RANKINGS • REAL ESTATE

TOP 10
BORING
HOUSES

CRITERIA Symmetry, Beige, Emotional Flatline
JUDGED BY Anonymous Neighbor with Too Much Time
AWARD The Golden Power-Washed Limestone
NOTE All addresses vaguely scrambled. Your paranoia is valid.

A loving roast of the homes that cost eight figures and still look like the loading screen of a banking app.

The List Nobody Asked For

Every house in Highland Park is technically “nice.” But some push through “nice” and land squarely in “architecturally Ambien.” We crunched the numbers (drove around once with iced coffee) to determine the ten most gloriously boring homes in town.

#10 – Lexington Ave

Big? Yes. Personality? No. This house looks like it sells private equity and emotional repression. The windows are large, the vibe is small. Grade: B-. Energy: mouthwash corporate chic.

#9 – Belfort Place

Mediterranean estate but somehow still tastes like unsweet tea. Absolutely massive, aggressively beige, and trying very hard to be European but was born in Dallas. Grade: A- for size, C for soul. Energy: Tuscan Olive Garden villain.

#8 – Euclid Avenue

Respect your elders, unless your elders are this house, in which case absolutely dunk on it. Historic, huge, haunted by the ghosts of former decorators who were paid in exposure. Grade: A for architecture, F for flirting with millennial gray upgrades.

#7 – Crescent Avenue 1

Absolutely enormous but somehow feels like it would shush you at a dinner party. The kind of house that puts tiny soap in every bathroom and expects applause. Grade: B+. Energy: soft piano music playing from unseen speakers.”

#6 – Crescent Avenue 2

We’ve got half an acre of grass and 80 acres of audacity. Gorgeous, huge, and fully aware of it. Definitely owns 4 types of scissors for no reason. Grade: A. Energy: I flip houses for sport.

#5 – Preston Road

Historic and gigantic and emotionally judgmental. Built in 1914, renovated every 6 months since. The house equivalent of saying “summer in the Hamptons” while holding a LaCroix. Grade: A-. Energy: I judge you but also host galas.

#4 – Wade Barker Mansion

(Basically the Batman of HP mansions but Bruce Wayne gets his teeth whitened at Tom Thumb.) 16k square feet of legacy and exactly 4 square feet of humor.
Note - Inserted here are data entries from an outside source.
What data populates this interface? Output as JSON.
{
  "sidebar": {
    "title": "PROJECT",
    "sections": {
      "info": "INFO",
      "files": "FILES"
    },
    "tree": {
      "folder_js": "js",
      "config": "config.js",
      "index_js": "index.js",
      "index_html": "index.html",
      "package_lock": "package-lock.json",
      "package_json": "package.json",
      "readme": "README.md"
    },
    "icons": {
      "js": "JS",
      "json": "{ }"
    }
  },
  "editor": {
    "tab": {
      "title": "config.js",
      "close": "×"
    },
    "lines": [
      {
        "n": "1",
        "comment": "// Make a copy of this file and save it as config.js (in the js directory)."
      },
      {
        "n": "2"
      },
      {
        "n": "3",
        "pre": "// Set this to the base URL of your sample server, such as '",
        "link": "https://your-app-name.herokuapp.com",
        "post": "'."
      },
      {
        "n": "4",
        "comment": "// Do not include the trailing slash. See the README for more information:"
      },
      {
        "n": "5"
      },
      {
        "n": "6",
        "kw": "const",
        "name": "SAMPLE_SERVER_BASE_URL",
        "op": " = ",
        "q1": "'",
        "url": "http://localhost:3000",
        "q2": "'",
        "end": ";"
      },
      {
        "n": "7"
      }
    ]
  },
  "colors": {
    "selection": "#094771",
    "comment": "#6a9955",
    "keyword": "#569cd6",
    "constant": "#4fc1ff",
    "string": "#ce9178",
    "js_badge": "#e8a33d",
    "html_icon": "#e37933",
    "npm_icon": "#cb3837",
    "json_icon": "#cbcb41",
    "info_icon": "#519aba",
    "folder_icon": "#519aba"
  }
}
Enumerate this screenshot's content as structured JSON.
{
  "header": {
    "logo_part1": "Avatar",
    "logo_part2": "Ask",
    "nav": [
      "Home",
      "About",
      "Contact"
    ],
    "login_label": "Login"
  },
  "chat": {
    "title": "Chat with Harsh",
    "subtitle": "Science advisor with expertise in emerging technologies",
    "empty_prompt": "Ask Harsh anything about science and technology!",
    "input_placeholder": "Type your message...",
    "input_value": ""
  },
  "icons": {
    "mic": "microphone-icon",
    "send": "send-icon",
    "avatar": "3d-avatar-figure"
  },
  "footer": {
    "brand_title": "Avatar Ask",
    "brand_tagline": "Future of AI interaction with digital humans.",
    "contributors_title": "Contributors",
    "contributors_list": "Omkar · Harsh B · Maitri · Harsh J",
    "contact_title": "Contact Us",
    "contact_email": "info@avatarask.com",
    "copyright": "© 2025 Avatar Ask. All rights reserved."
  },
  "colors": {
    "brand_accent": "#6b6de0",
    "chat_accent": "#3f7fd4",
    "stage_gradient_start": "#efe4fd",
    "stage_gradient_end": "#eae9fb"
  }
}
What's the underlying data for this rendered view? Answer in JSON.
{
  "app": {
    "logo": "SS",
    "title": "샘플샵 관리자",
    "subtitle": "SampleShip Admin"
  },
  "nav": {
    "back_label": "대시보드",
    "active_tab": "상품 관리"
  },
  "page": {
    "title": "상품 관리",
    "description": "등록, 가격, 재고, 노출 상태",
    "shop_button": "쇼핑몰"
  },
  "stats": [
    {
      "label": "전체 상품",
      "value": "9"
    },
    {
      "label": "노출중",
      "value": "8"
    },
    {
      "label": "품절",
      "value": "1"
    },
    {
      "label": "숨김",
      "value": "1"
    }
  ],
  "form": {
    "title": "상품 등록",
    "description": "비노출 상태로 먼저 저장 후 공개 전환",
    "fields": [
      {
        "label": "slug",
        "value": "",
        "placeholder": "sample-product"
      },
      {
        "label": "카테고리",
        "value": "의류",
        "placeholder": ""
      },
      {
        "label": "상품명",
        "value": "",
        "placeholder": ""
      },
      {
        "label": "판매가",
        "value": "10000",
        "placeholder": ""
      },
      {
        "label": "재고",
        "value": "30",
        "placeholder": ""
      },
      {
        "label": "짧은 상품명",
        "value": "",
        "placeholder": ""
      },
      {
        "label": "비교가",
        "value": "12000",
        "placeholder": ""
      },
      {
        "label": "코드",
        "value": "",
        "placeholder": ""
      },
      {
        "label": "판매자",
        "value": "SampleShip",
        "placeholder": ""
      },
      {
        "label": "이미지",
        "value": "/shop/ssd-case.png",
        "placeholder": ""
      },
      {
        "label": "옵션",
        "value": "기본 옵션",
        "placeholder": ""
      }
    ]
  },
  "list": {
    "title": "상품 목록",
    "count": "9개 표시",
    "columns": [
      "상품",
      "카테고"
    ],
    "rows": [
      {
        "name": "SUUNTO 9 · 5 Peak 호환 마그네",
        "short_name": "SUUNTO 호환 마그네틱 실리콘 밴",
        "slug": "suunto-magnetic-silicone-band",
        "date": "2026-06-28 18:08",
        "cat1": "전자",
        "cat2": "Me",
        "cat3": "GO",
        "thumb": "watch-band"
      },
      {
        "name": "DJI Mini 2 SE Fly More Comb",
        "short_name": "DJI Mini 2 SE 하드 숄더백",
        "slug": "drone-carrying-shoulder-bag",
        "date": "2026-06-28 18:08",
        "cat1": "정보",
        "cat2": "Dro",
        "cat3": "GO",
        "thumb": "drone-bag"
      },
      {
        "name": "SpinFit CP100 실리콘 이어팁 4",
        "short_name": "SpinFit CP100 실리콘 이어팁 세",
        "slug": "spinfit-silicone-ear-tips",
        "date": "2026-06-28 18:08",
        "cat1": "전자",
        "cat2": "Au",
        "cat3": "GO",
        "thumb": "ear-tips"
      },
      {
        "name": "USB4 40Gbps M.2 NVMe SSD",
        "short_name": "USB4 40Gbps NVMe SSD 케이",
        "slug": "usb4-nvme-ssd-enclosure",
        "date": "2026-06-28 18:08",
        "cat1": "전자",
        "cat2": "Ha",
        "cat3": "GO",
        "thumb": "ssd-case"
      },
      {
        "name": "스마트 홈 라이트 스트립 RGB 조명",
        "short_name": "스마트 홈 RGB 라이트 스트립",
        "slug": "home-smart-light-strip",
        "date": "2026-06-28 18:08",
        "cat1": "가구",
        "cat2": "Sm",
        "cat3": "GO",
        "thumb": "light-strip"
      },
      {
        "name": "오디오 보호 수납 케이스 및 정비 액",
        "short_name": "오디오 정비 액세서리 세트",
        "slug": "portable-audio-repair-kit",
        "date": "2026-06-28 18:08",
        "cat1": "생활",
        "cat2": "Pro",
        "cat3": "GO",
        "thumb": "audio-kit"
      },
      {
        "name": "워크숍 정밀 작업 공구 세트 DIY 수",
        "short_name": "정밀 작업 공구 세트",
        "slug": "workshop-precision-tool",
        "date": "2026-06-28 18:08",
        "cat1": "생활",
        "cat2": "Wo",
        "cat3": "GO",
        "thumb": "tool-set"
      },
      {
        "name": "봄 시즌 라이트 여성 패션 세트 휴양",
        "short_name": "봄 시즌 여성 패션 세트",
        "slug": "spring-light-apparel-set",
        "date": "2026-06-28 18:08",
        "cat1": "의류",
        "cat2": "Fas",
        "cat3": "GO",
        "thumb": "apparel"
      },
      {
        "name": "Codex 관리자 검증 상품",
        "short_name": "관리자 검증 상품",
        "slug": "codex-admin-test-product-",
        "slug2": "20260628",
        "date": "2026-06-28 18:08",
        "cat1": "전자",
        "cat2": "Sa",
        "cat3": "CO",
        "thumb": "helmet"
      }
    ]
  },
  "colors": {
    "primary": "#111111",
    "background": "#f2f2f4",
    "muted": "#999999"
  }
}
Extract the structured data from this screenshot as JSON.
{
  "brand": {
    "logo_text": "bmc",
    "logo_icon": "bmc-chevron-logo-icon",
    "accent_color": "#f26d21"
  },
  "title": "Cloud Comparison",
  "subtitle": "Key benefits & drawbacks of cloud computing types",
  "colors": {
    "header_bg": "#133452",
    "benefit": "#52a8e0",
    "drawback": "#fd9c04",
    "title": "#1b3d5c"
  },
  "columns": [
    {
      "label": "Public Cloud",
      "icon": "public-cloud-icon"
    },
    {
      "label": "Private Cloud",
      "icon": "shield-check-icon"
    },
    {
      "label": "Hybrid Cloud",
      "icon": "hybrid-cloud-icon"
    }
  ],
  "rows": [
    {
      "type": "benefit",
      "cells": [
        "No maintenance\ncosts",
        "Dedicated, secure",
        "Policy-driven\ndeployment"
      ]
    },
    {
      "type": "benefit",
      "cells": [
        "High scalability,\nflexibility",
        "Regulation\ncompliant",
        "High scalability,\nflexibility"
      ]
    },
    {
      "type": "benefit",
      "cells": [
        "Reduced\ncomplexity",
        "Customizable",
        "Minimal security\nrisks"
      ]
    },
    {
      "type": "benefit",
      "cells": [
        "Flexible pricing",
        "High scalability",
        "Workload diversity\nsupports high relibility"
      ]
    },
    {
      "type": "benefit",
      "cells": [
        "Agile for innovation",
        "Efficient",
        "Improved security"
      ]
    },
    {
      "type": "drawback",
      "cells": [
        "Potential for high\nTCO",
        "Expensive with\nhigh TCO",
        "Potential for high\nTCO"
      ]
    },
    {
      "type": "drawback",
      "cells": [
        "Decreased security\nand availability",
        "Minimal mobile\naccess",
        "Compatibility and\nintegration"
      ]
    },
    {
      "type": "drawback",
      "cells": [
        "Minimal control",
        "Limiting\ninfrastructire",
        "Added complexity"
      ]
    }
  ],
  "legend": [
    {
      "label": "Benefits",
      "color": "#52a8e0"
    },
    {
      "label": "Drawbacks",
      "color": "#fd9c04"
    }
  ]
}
Grade: A+. Energy: absolute brass billionaire swagger.

#3 – Beverly Drive

This house is a full-time job and the job is “impress the neighbors at all costs.” The ceilings are higher than its EQ score. Every room whispers “charcuterie budget: unlimited.”

#2 – Maplewood Avenue

This is the kind of house that looks you dead in the retina and says “valet only.” It is massive, symmetrical, immaculately trimmed, and definitely schedules its landscaping via iPad.

#1 – Armstrong Ave

Our winner boasts three garages, zero personality, and a lawn so uniform it might be rendered. It is the physical embodiment of “we let the builder pick everything.” Absolutely huge. Absolutely pretentious. The driveway alone could host a mid-scale music festival by Coachella Valley Music and Arts Festival standards. It looks like it has a panic room but for out-of-season decor.

Why Roast the Houses?

The joke isn’t that these homes are bad; they’re not. The joke is that in a neighborhood this wealthy, even the wildest dreams somehow end up looking exactly the same.